ちなみに、「データを分けて調べる」という発想は、古くは 層別 と呼ばれています。 アンサンブル学習の機能があるソフトは、この層別の目的でも役に立ちます。 筆者の場合は、主にこの目的で使っています。
用意したデータからサンプリングしたデータの組について、それぞれモデルを作って、それから全体を考えます。 各組でデータに重複があるようにするのが一般的です。
なお、バギングのアイディアは、 サンプリング の方法として、どんな手法にも使えるものですが、例えばRのバギングのパッケージは、サンプリングした組について、 決定木 をします。
ランダムフォレスト は、バギングのさらに発展版です。 サンプリングするだけでなく、変数も全部は使わずに、一部を使います。

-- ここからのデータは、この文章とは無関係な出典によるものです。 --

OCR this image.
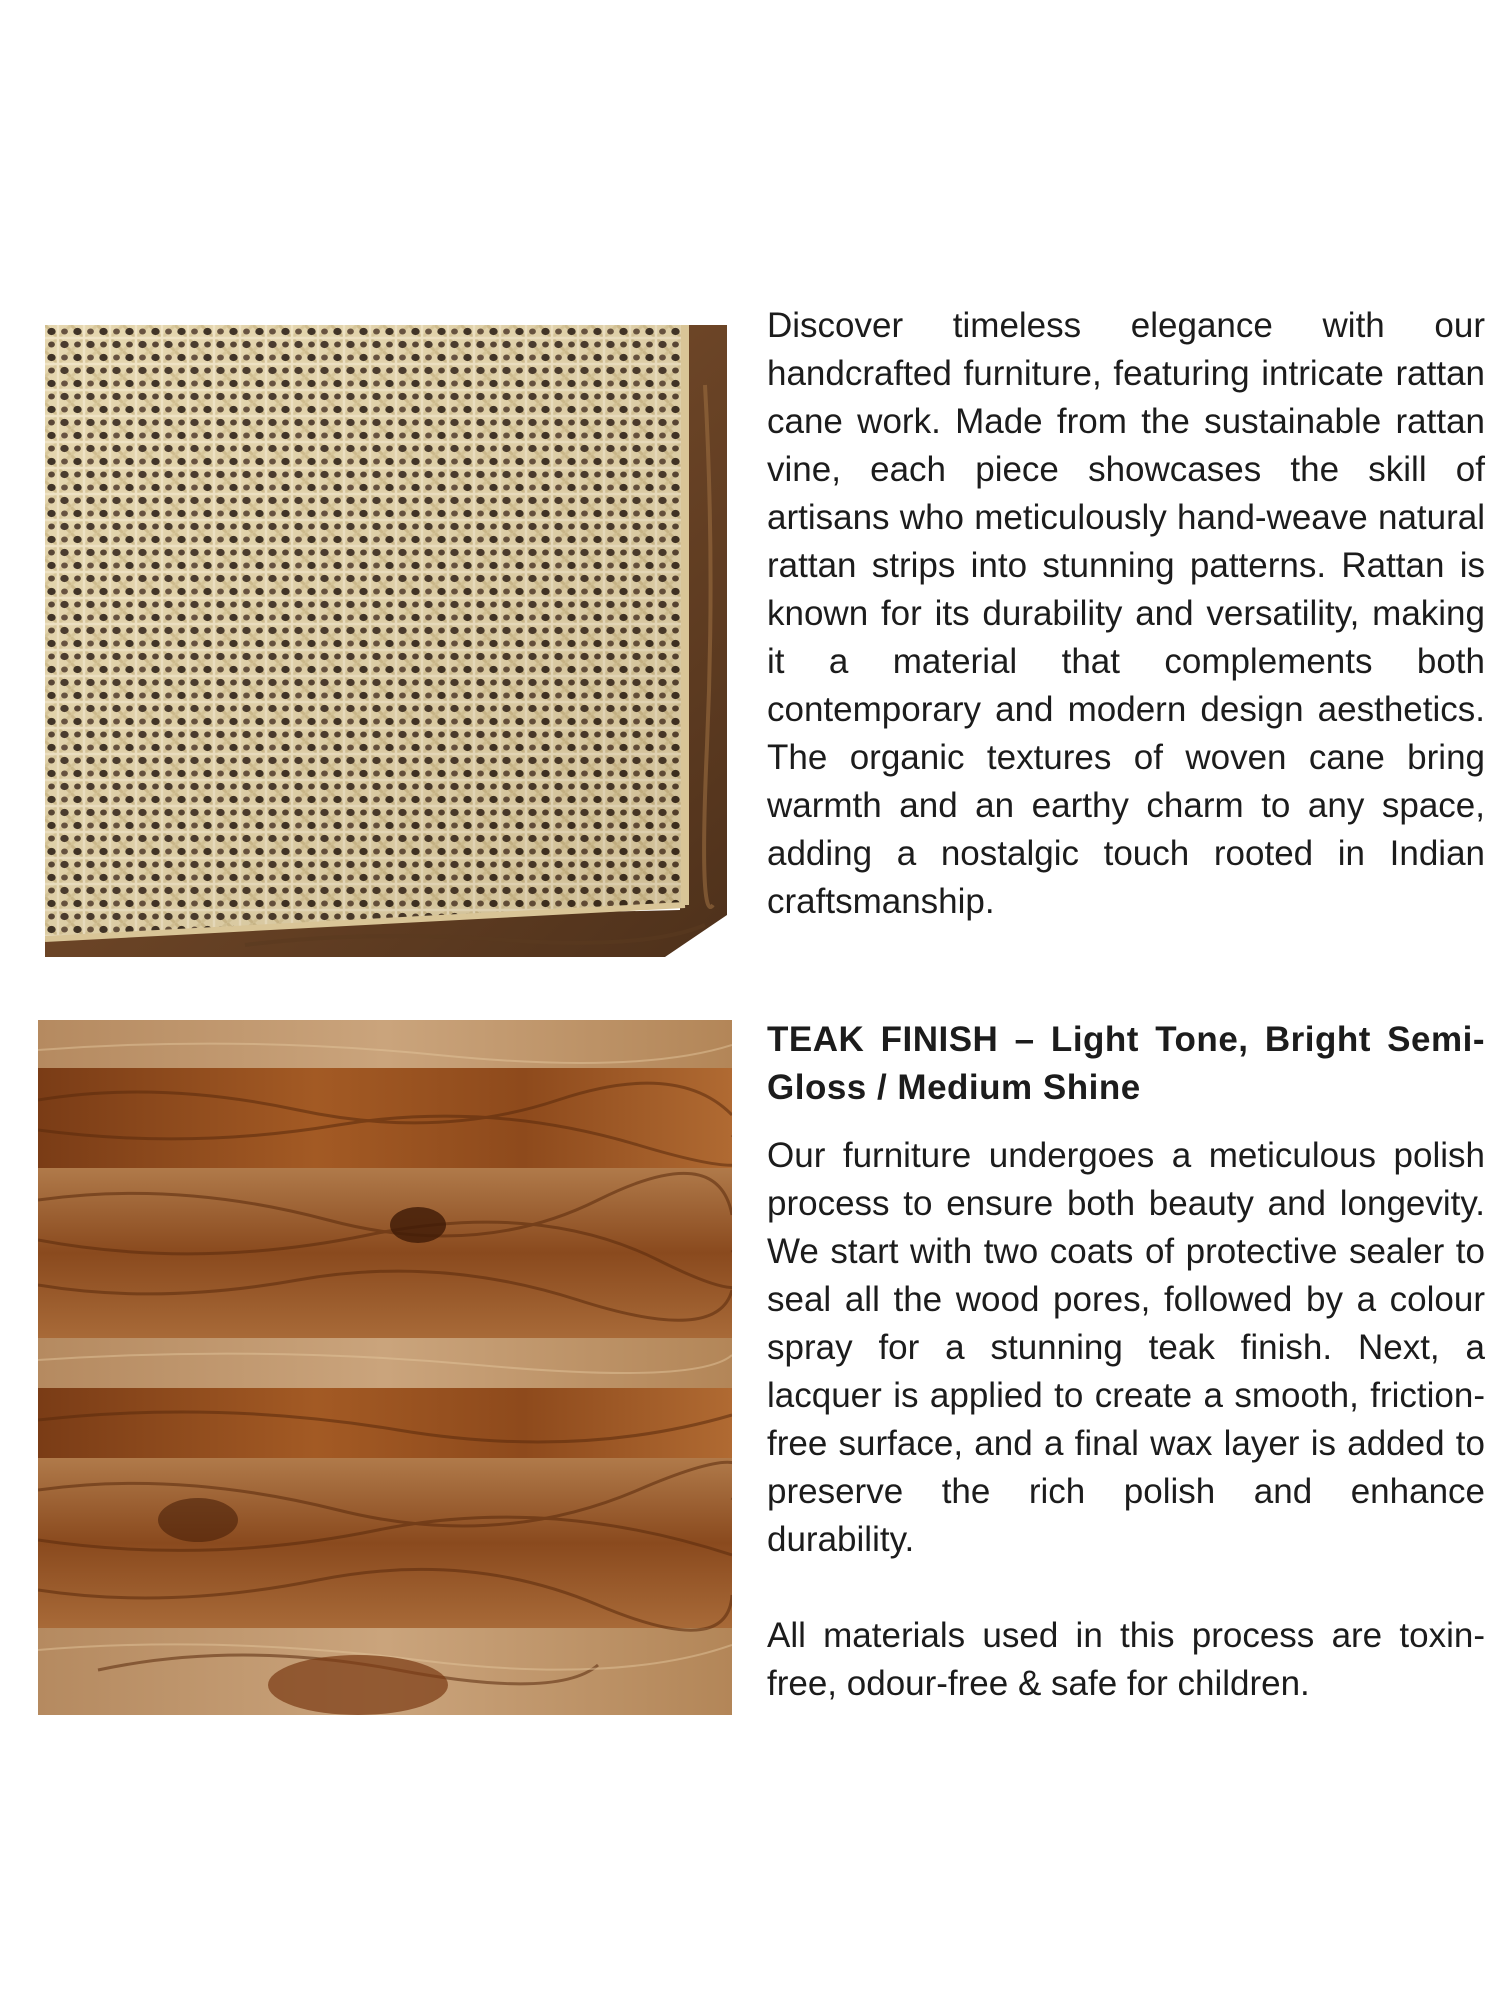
Discover timeless elegance with our handcrafted furniture, featuring intricate rattan cane work. Made from the sustainable rattan vine, each piece showcases the skill of artisans who meticulously hand-weave natural rattan strips into stunning patterns. Rattan is known for its durability and versatility, making it a material that complements both contemporary and modern design aesthetics. The organic textures of woven cane bring warmth and an earthy charm to any space, adding a nostalgic touch rooted in Indian craftsmanship.

TEAK FINISH – Light Tone, Bright Semi-Gloss / Medium Shine

Our furniture undergoes a meticulous polish process to ensure both beauty and longevity. We start with two coats of protective sealer to seal all the wood pores, followed by a colour spray for a stunning teak finish. Next, a lacquer is applied to create a smooth, friction-free surface, and a final wax layer is added to preserve the rich polish and enhance durability.

All materials used in this process are toxin-free, odour-free & safe for children.
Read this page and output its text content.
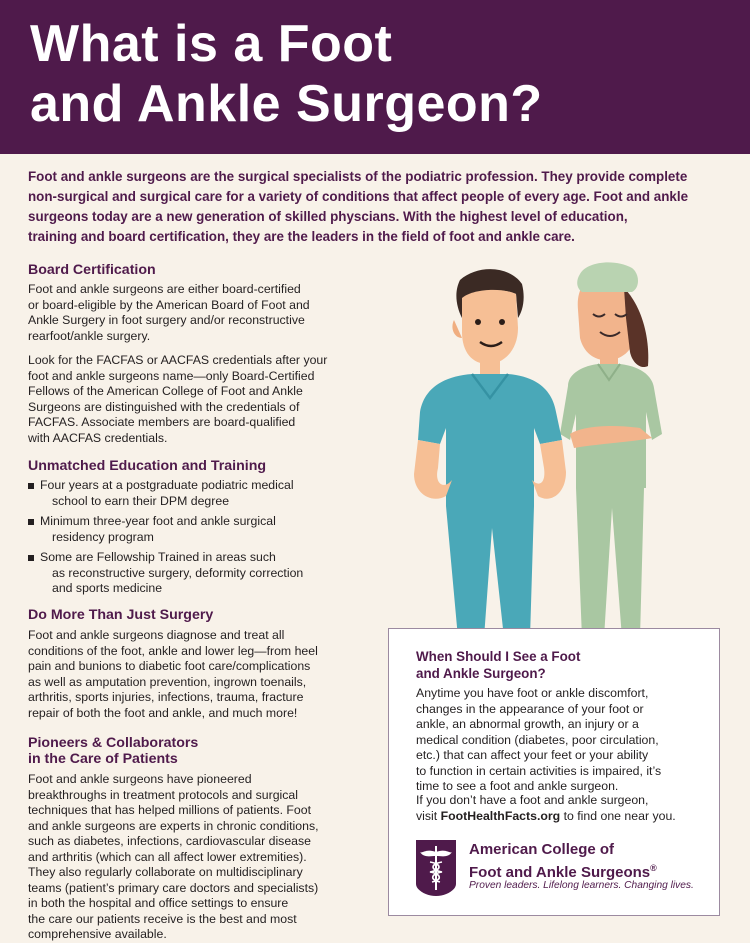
What is a Foot
and Ankle Surgeon?

Foot and ankle surgeons are the surgical specialists of the podiatric profession. They provide complete
non-surgical and surgical care for a variety of conditions that affect people of every age. Foot and ankle
surgeons today are a new generation of skilled physcians. With the highest level of education,
training and board certification, they are the leaders in the field of foot and ankle care.

Board Certification

Foot and ankle surgeons are either board-certified
or board-eligible by the American Board of Foot and
Ankle Surgery in foot surgery and/or reconstructive
rearfoot/ankle surgery.

Look for the FACFAS or AACFAS credentials after your
foot and ankle surgeons name—only Board-Certified
Fellows of the American College of Foot and Ankle
Surgeons are distinguished with the credentials of
FACFAS. Associate members are board-qualified
with AACFAS credentials.

Unmatched Education and Training
Four years at a postgraduate podiatric medical
school to earn their DPM degree
Minimum three-year foot and ankle surgical
residency program
Some are Fellowship Trained in areas such
as reconstructive surgery, deformity correction
and sports medicine
Do More Than Just Surgery

Foot and ankle surgeons diagnose and treat all
conditions of the foot, ankle and lower leg—from heel
pain and bunions to diabetic foot care/complications
as well as amputation prevention, ingrown toenails,
arthritis, sports injuries, infections, trauma, fracture
repair of both the foot and ankle, and much more!

Pioneers & Collaborators
in the Care of Patients

Foot and ankle surgeons have pioneered
breakthroughs in treatment protocols and surgical
techniques that has helped millions of patients. Foot
and ankle surgeons are experts in chronic conditions,
such as diabetes, infections, cardiovascular disease
and arthritis (which can all affect lower extremities).
They also regularly collaborate on multidisciplinary
teams (patient’s primary care doctors and specialists)
in both the hospital and office settings to ensure
the care our patients receive is the best and most
comprehensive available.

When Should I See a Foot
and Ankle Surgeon?

Anytime you have foot or ankle discomfort,
changes in the appearance of your foot or
ankle, an abnormal growth, an injury or a
medical condition (diabetes, poor circulation,
etc.) that can affect your feet or your ability
to function in certain activities is impaired, it’s
time to see a foot and ankle surgeon.

If you don’t have a foot and ankle surgeon,
visit FootHealthFacts.org to find one near you.

American College of
Foot and Ankle Surgeons®

Proven leaders. Lifelong learners. Changing lives.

データの行と列の両方に対して、サンプリングした組を作るイメージになります。
ランダムフォレストの場合は、ここからさらに進んで、サンプリングした組のそれぞれに対して、 決定木 のモデルを作ります。
バギングが行のサンプリングで、ランダムフォレストが行と列のサンプリングなので、 「列だけサンプリング」という方法があっても良いと思いますが、名前が付いていないようです。 ここでは「列のバギング」としています。

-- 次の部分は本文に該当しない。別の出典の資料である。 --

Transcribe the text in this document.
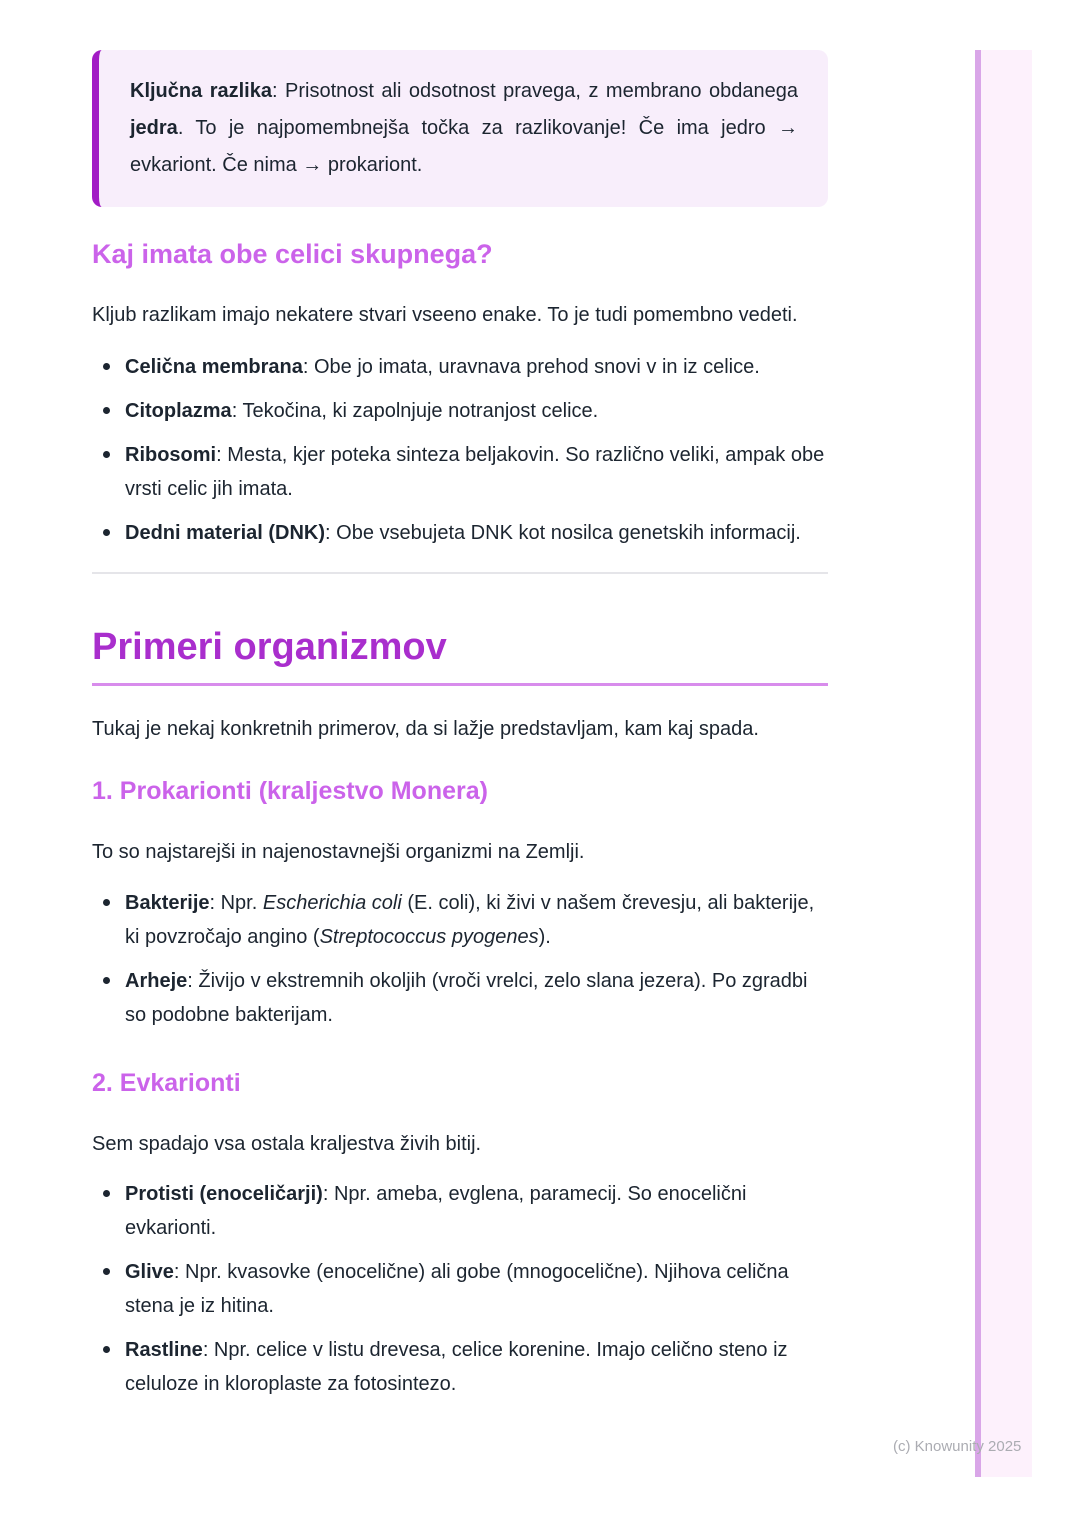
Ključna razlika: Prisotnost ali odsotnost pravega, z membrano obdanega jedra. To je najpomembnejša točka za razlikovanje! Če ima jedro → evkariont. Če nima → prokariont.

Kaj imata obe celici skupnega?

Kljub razlikam imajo nekatere stvari vseeno enake. To je tudi pomembno vedeti.

Celična membrana: Obe jo imata, uravnava prehod snovi v in iz celice.
Citoplazma: Tekočina, ki zapolnjuje notranjost celice.
Ribosomi: Mesta, kjer poteka sinteza beljakovin. So različno veliki, ampak obe vrsti celic jih imata.
Dedni material (DNK): Obe vsebujeta DNK kot nosilca genetskih informacij.
Primeri organizmov

Tukaj je nekaj konkretnih primerov, da si lažje predstavljam, kam kaj spada.

1. Prokarionti (kraljestvo Monera)

To so najstarejši in najenostavnejši organizmi na Zemlji.

Bakterije: Npr. Escherichia coli (E. coli), ki živi v našem črevesju, ali bakterije, ki povzročajo angino (Streptococcus pyogenes).
Arheje: Živijo v ekstremnih okoljih (vroči vrelci, zelo slana jezera). Po zgradbi so podobne bakterijam.
2. Evkarionti

Sem spadajo vsa ostala kraljestva živih bitij.

Protisti (enoceličarji): Npr. ameba, evglena, paramecij. So enocelični evkarionti.
Glive: Npr. kvasovke (enocelične) ali gobe (mnogocelične). Njihova celična stena je iz hitina.
Rastline: Npr. celice v listu drevesa, celice korenine. Imajo celično steno iz celuloze in kloroplaste za fotosintezo.
(c) Knowunity 2025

実務的なデータ分析では、 多重共線性 との付き合い方がポイントなので、その観点では、列のバギングというのも使い道があるように思っています。
ブースティングは、全部のデータでモデルを作ってから、 モデルに当てはまりの悪いサンプルに重みを付けて、 当てはまりの悪かったサンプルが当てはまりやすいモデルも作ります。
統計学ではランダムサンプリングを重視する傾向があり、アンサンブル学習でもランダムサンプリングが使われます。
ところが、データの時間軸の情報に大きな意味があったり、時間軸で見た時に大きな特徴がある時は、 時間軸方向に、データを区切って、区間ごとに処理した結果を総合的に分析するアプローチが役に立ちます。 このサイトでは、 移動分析 がそうした方法の一種です。
筆者としては、ランダムではないサンプリングをするツールは、もっと充実して欲しいところです。
「フリーソフトではじめる機械学習入門」 荒木雅弘 著 森北出版 2014
様々な手法について、Wekaでの実施例があります。
強化学習、
ニューラルネットワーク、
ベイジアンネットワーク、
決定木、
Ridge回帰、Lasso回帰、等、主な手法の理論について、解説があり、とてもコンパクトにまとまっています。
アンサンブル学習として、バギングやブースティングも詳しいです。
RapidMinerについても、入門的な解説が少し付いています。
「Rによるデータサイエンス」 金明哲 著 森北出版 2007
バギングやブースティングがコンパクトにまとまっています。
「情報理論の基礎 情報と学習の直観的理解のために」 村田昇 著 サイエンス社 2008
機械学習の中での情報理論を理解するための本です。
バギングやブースティングについての解説のほかに、情報幾何学の視点での解説もあります。
「パターン認識と学習の統計学」 甘利俊一・麻生英樹・津田宏治・村田昇 著 岩波書店 2003
この本は、
パターン認識
の手法全般、
カーネル法
、バギングとブースティングの 3つの部分に分かれていて、それぞれの著者が異なります。